Dialogue is crucial, as it lets readers assess Robert independently of Margot. Robert is filtered through Margot’s perceptions of and fantasies about him. However, Robert’s verbal interactions with Margot show the way he really is and how he views her. Much of his dialogue is very condescending and exploits her relative youth. Margot feels like she has to keep up with him. Their dialogue displays their power differential, even as Margot makes excuses for the patronizing things that Robert says—for example, how he makes fun of her for living in a dorm room even though he knows she goes to college. The story’s dialogue displays how his condescension is based on insecurity, which suggests why Robert pursues the much younger Margot instead of women his own age.

Characterization

Margot continually characterizes Robert as bestial: She likens him to a horse or a bear. This is almost the reverse of personification or anthropomorphizing, in which a nonhuman animal or object is given human attributes. Margot characterizes Robert in this way because she believes she has the upper hand in the relationship.
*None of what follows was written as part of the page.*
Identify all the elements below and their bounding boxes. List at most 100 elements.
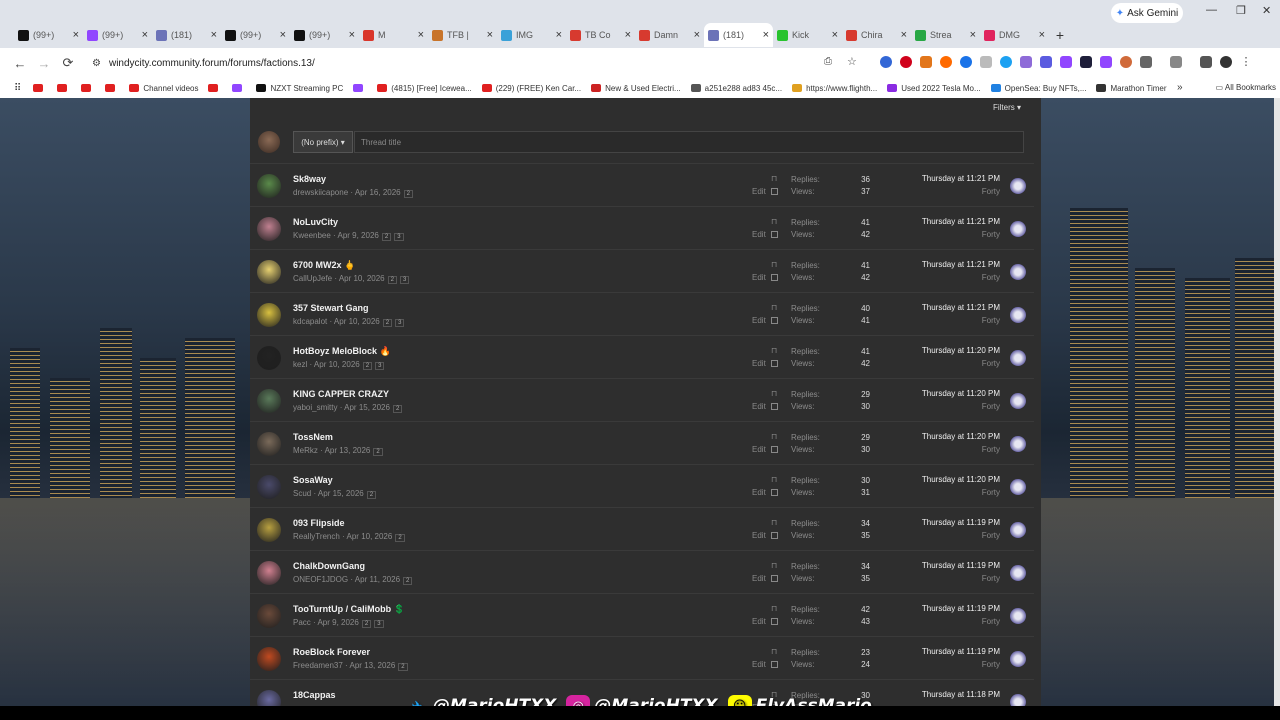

She adheres to the patriarchal “Lolita” trope, derived from Vladimir Nabokov’s novel Lolita, which holds that a young, seductive woman is powerful. However, Margot fails to see that this in fact plays into misogyny. Her association of Robert with animal qualities also suggests the possibility of violence that lies beneath their interactions, especially once those interactions are private. When Margot enters Robert’s house, for example, she becomes, in effect, caged with an animal whose actions she can neither predict nor control.

Stream of Consciousness

Much of “Cat Person” is told with long sentences that take up the vast majority of expository paragraphs. These sentences are often broken up into much smaller clauses: “At first, she deflected this with another joke, because she really did have to study, but he said, ‘No, I’m serious, stop fooling around and come now,’ so she put on a jacket over her pajamas and met him at the 7-Eleven” (Paragraph 9). These sentences mirror Margot’s unfolding thoughts, and how she must constantly make and remake her understanding of Robert. Each new piece of information adds to the accumulation of her impression of Robert, as though she was molding him from clay. However, there is also a sense of inevitable progression: Margot can’t seem to stop her constant judgment and thoughts.

The story’s expository sentences are very close to Margot’s thoughts, going in and out of her stream of consciousness in a way that makes the narrator seem close to but separate from Margot. This writing style mirrors a stream of consciousness, which also reflects Margot’s belief that what has been put into motion cannot be stopped.

The Conditional

Roupenian uses the conditional throughout the short story. Such statements often take the form of Margot’s thoughts, and specifically her thoughts about Robert—“she wondered if perhaps he’d been trying” (Paragraph 31). Margot doesn’t know anything about Robert. However, she tries to think the best of him, which means she has to constantly rationalize major red flags in terms of his behavior.

Throughout the story, Roupenian uses the conditional to demonstrate how uncertain and flexible Margot’s understanding of Robert is and how much of it is based off of her fantasies of him. Because the story’s description of Robert is fairly vague, he becomes malleable and subject to Margot’s projections, as indicated by the conditional. The conditional also demonstrates the uncertainty of Margot’s youth, which is juxtaposed against Robert’s relative experience. There is a sense of possibility in the innocence of youth, even though it ultimately does not turn out in Margot’s favor.